Here’s my second post reflecting on the transplant and recovery process:
I like to think I’m independent and can manage problems on my own. The experience so far has shown me that not everything can be done alone. While I was waiting for the second transplant, I was very distraught and had arguments with the doctors about food intake. I could not eat, I felt like crap, and was losing weight. I thought the doctors didn’t understand the situation and from their perspective, I might have seemed like a complainer. But when you feel awful, it’s really hard to eat 2000 calories of anything a day. The doctors and I had our disagreements, and it finally resulted in the placement of feeding tube #1. I was not happy. I still thought I could muster enough calories a day to get nutrition. Looking back, I had eaten a total of two peanut butter crackers and a glass of water in one day; that’s not something a human can survive on, and I was nowhere close to feeling like I could eat more calories.
The feeding tube was very humbling and admittance of defeat – I made an agreement with myself that while the doctors were finding a new liver, my sole job was to stay healthy. With the feeding tube, I felt I was not contributing on my end of the agreement. About 7 days after the feeding tube, the doctors asked me whether I felt I could get enough calories without a feeding tube. I had to be honest and tell them that no, I was still not going to be able to eat my necessary daily caloric intake. It’s difficult to be forced to admit defeat, and even harder to tell someone that you’re again not meeting your end of the bargain. But, the doctors were in agreement and very supportive of my decision. It was probably one of the best decisions at the time – I did not have to worry on an hourly basis whether I was snarfing down food, drinking protein shakes, and counting calories. I could be more focused on pain management and mental well-being while trying to supplement the necessary calories with oral intake. The doctors and I agreed that the feeding tubes were one of the keys to keeping me relatively healthy up to the point of the third surgery.

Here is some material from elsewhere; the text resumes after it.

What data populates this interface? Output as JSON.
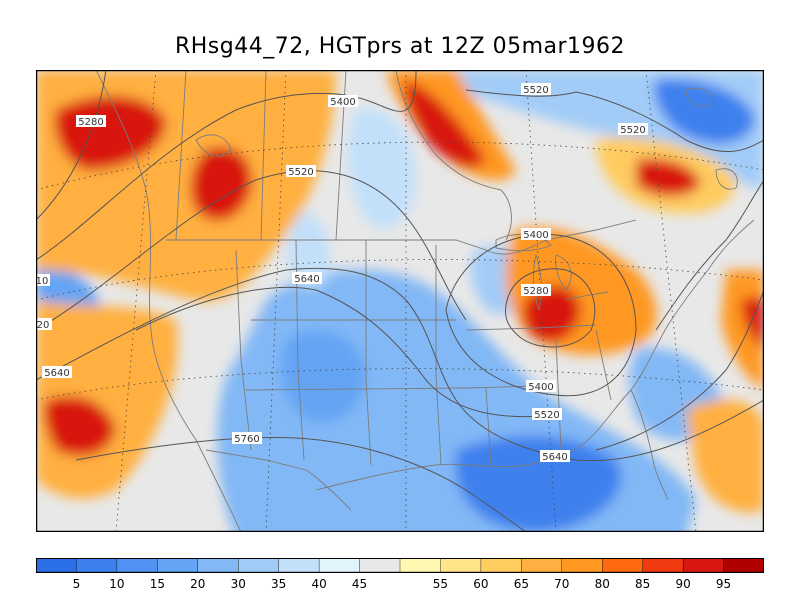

I had to be humble throughout the transplant process – I knew nothing about transplant surgery and recovery. It does no good to be a hero, either during surgery or recovery. And part of being humble is being willing to admit your faults and limitations. Many times during recovery I reached my limits; whether it be caloric intake, pain tolerance, taking medications, or not sleeping. The problems became easier and manageable when I admitted there was an issue, and worked with the doctors to resolve it. It wasn’t easy, but it was necessary.